Monday 19 May 2008

Stoppen um zu shoppen

Ich habe es gewagt wieder in einen Touristenbus zu steigen, nachdem bei einem Preisvergleich der Bus als billigen Gewinner herauskam. Die veranschlagten drei Stunden Fahrt von Hue, in der Mitte Vietnams, nach Hoi An klangen auch vernünftig und so buchte ich das Ticket, stieg Morgens in den Bus, indem ich sogar zwei Plätze für mich allein hatte.

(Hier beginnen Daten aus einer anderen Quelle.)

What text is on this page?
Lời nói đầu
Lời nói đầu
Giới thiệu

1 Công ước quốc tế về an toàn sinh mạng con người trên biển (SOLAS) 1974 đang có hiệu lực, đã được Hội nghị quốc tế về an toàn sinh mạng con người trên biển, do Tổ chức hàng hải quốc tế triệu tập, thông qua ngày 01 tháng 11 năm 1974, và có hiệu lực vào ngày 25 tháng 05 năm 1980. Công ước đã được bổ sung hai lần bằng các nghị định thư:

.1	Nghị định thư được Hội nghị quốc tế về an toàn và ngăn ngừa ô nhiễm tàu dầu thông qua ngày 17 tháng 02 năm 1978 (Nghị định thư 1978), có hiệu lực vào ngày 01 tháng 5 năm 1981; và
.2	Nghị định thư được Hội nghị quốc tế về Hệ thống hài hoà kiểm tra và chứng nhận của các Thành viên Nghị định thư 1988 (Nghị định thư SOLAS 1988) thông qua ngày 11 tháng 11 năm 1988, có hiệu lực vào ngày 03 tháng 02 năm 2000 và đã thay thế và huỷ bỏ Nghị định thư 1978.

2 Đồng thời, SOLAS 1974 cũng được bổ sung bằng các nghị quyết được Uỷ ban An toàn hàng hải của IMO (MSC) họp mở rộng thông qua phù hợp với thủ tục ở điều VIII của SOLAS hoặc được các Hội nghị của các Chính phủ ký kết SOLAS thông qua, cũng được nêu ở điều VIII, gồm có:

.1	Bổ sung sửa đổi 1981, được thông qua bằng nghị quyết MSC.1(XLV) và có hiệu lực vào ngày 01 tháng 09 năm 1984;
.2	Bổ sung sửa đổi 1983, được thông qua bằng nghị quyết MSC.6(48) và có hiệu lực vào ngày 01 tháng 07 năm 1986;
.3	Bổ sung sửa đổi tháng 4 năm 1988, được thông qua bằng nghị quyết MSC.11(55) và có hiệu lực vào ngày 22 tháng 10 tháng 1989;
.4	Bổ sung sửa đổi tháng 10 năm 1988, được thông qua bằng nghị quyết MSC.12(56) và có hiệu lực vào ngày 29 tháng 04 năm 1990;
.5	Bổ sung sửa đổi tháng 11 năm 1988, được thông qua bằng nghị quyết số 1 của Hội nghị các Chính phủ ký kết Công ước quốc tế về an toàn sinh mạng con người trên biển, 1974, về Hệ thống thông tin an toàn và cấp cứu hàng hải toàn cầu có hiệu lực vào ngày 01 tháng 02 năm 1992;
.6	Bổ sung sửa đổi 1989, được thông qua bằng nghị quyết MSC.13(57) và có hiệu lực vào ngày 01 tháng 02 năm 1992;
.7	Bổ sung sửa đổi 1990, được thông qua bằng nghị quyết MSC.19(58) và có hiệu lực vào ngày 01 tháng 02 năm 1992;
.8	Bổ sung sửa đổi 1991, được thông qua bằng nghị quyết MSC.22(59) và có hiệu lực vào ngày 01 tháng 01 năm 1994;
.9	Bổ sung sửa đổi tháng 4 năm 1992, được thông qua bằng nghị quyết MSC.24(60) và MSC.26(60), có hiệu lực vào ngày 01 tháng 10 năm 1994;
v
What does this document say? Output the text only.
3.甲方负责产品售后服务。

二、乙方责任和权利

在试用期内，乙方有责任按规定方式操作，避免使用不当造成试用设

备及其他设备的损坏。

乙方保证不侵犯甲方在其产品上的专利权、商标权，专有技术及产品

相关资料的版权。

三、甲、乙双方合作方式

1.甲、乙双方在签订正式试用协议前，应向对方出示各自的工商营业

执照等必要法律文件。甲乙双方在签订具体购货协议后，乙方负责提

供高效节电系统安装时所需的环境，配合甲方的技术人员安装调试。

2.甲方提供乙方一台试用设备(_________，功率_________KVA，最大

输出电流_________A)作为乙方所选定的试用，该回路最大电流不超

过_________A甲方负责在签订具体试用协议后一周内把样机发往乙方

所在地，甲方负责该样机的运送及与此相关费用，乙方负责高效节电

Der Bus fuhr zunächst durch ganz Hue, um alle möglichen Hotels abzuklappern und Passagiere einzusammeln. Nach einer Stunde war ich immernoch in Hue und sank schlafend in meinen Sitz. Dann machte sich der Bus endlich auf den Weg und verließ die Stadt. Eine Stunde später hilet der Bus und machte den ersten von drei Zwischenstops. Ihr könntet jetzt denken, dass der Busfahrer sehr verantwortungsbewusst ist und pausiert, um nicht übermüdet zu sein, aber ihr seit euch darüber bewusst, dass ich in Vietnam bin, weshalb ihr diesen Gedankengang auch schnell als absurd verwerft. Stoppen um zu shoppen erklärt mir dieses Sonderangebot und die letztendlich fünf Stunden andauernde Fahrt, um 130km zurück zu legen. Besonders war die Fahrt allerdings und ein Angebot auch, jedoch ein schweigsames, wenn gar trügerisches.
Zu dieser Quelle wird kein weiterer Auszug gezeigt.